Ох, и натерпелась же она от нашей любви!.. Стараясь привлечь к себе внимание, ее беспрерывно дергали за косы, наступали на пятки, загораживали двери в класс и минутами торчали перед глазами в надежде, что она рассмотрит наконец и выделит кого-нибудь из обожателей, наводили на нее во время переменок сразу по пятнадцать солнечных зайчиков.
Так вот и продолжалось это до тех пор, пока меня не подстерегла.
Снова первая любовь
До этого я сам распоряжался, в кого мне влюбиться, когда и насколько. Я мог даже устраивать себе временные передышки. Так, уходя на летние каникулы, я отпускал на каникулы и любовь – лето и без того было прекрасно.
А тут… Вдруг появилась на нашей улице новенькая девочка.
Соседка Валька Крикалина нас познакомила.
День был осенний, золотой, и волосы у девчонки были золотые, и глаза золотые, и улыбнулась она так, что я чуть не закукарекал от восторга.

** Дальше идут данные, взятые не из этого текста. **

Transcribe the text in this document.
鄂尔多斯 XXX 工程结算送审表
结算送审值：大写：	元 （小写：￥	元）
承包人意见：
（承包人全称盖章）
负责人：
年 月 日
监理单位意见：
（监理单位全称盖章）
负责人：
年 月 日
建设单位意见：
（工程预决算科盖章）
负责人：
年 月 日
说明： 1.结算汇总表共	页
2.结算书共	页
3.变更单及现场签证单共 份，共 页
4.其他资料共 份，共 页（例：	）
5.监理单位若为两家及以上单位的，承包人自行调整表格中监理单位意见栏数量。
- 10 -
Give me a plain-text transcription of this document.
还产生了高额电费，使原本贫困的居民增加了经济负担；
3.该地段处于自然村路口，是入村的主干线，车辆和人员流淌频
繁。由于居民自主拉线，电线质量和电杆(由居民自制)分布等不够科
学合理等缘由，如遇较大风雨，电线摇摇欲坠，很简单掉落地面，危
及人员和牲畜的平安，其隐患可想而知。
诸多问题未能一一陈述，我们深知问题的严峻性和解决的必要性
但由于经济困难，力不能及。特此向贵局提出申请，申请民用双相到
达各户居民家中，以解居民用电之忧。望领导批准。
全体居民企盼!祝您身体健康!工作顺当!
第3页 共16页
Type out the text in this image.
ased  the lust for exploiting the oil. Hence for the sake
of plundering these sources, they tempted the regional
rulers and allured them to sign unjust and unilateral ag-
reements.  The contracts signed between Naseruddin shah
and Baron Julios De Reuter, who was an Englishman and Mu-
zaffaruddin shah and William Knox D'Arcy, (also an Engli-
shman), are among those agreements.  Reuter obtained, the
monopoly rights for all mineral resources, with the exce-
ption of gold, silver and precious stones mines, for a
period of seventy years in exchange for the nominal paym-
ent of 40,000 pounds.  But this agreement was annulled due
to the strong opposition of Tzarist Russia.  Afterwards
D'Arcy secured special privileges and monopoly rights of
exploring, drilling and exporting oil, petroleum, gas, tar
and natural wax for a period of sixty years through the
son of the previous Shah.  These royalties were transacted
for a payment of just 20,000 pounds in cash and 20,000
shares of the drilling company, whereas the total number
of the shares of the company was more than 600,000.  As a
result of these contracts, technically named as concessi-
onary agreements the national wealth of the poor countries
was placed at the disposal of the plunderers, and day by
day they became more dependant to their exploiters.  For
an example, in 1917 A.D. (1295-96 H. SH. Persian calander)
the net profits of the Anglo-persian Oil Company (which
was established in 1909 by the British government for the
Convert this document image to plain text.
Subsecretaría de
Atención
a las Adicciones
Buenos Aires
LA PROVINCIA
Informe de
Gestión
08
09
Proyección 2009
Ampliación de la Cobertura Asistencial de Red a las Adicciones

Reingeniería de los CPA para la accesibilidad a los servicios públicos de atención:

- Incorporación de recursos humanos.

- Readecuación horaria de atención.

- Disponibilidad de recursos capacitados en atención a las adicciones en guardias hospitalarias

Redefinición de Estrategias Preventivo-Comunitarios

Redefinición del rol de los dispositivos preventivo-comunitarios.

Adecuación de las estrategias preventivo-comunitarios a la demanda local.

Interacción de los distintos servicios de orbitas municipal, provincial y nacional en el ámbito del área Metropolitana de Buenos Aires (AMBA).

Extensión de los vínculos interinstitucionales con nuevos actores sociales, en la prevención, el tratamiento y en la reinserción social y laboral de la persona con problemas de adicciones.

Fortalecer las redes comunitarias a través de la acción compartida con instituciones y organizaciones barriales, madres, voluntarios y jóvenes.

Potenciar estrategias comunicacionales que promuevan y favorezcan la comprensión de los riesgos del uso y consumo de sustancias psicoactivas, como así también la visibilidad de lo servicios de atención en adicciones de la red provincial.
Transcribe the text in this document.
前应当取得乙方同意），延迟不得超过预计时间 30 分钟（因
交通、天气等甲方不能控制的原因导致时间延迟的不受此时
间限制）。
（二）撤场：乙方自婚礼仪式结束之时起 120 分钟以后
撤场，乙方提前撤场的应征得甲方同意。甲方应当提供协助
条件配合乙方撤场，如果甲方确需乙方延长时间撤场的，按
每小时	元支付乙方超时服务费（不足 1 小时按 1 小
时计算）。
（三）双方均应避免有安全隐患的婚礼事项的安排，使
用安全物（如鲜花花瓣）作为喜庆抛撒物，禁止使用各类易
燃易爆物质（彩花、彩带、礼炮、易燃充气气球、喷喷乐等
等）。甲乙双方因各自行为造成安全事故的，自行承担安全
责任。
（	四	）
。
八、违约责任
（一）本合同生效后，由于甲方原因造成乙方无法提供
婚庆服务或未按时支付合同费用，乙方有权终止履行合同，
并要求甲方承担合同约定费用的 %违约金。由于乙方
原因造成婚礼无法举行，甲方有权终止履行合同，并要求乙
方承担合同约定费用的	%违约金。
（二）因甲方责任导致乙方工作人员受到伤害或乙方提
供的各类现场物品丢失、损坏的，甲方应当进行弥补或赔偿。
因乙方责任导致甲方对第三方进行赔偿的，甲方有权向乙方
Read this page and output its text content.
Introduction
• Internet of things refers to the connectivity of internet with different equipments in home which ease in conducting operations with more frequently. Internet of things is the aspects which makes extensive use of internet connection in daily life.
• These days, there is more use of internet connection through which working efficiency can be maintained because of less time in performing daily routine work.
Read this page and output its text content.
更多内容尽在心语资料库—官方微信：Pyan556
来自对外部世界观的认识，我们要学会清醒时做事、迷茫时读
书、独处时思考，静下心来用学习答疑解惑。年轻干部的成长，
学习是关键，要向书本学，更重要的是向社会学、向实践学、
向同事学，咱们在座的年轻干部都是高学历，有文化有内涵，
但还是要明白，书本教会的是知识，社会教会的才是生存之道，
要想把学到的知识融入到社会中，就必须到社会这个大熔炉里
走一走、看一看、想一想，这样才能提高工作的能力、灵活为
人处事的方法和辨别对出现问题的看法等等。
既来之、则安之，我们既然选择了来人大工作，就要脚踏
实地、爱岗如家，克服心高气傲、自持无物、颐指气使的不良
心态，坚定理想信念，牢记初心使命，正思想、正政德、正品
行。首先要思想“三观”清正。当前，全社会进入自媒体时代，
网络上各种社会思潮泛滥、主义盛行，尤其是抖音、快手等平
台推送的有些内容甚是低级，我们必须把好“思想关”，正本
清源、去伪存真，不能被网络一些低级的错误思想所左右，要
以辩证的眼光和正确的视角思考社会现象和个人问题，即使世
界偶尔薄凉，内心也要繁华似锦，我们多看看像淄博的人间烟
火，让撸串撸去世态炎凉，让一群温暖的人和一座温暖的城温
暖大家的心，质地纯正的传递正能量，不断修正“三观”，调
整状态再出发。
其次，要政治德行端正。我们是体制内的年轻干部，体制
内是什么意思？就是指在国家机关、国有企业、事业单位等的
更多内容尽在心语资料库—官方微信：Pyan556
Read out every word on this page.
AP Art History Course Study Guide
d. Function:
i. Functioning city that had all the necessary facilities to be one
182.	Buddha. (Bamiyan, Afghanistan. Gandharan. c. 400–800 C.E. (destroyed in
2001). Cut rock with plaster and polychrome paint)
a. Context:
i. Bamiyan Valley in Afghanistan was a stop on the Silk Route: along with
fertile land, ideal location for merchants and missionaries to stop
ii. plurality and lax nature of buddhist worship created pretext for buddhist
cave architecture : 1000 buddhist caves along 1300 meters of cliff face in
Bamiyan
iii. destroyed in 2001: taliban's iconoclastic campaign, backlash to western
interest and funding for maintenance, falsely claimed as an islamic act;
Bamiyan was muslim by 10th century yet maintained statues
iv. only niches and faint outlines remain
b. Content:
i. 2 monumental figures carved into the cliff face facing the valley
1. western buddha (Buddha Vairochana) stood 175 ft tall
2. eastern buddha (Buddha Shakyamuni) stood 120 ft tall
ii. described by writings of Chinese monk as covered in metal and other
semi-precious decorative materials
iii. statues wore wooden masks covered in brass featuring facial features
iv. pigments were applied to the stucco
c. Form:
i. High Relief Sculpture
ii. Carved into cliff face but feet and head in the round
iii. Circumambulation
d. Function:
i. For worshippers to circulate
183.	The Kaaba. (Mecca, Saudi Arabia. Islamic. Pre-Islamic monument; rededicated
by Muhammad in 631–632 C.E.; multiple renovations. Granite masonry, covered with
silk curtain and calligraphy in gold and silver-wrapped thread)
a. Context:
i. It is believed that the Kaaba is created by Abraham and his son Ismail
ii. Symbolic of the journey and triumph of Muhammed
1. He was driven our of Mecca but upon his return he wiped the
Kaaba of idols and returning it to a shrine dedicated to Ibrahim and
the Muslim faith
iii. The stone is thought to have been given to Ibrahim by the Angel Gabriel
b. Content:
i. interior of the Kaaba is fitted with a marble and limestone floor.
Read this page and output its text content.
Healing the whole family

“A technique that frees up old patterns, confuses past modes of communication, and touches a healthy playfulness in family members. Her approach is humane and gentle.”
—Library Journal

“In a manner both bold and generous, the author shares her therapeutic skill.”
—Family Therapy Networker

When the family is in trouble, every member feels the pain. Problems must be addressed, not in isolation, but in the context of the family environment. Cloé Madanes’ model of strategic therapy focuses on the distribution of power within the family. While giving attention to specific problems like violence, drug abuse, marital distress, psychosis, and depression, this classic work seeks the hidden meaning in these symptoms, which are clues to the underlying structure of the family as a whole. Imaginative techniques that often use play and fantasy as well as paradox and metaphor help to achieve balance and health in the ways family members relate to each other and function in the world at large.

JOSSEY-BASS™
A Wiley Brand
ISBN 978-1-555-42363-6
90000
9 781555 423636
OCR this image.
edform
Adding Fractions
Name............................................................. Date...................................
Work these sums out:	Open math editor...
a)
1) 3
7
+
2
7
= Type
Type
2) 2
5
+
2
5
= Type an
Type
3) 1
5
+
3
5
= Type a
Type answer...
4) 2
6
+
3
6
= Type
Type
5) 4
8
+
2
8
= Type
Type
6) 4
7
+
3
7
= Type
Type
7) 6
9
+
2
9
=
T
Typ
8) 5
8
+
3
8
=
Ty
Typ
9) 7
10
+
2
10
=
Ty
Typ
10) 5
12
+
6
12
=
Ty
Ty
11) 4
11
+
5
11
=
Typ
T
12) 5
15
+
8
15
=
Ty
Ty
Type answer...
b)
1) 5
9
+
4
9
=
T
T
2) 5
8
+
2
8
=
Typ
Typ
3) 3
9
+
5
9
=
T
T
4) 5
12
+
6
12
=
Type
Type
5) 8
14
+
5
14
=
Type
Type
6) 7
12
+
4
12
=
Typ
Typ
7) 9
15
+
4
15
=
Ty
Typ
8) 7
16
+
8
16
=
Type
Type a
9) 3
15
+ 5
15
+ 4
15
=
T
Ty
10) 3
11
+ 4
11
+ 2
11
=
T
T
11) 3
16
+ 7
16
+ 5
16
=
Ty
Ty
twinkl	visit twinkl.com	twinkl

Словом, это была классическая любовь с первого взгляда – как в романе.
Правда, сам я не сразу оценил ни всей драгоценности подарка судьбы, ни всей тяжести обрушившегося на меня несчастья.
Целую зиму я писал прутиком на свежих сугробах: «Коля + Оля = Любовь», наивно полагая, что любовь укладывается в это несложное арифметическое действие. То, что она – даже идеальная и взаимная – соединяет в себе сложение с вычитанием, мне предстояло узнать еще не скоро.
Наступило лето, и я решил отправить любовь на каникулы. Тем более что брат отца дядя Паша взял меня на покос – копновозом. Я спал в шалаше на свежем сене, рыбачил, ел печеную картошку, вечером мог сколько угодно сидеть у костра и слушать разговоры взрослых. А главное – у меня была своя, персональная лошадь, под настоящим седлом!.. О чем, казалось бы, еще мечтать?
Но тут-то и началось.
Я отпустил любовь на каникулы, но она не отпустила меня.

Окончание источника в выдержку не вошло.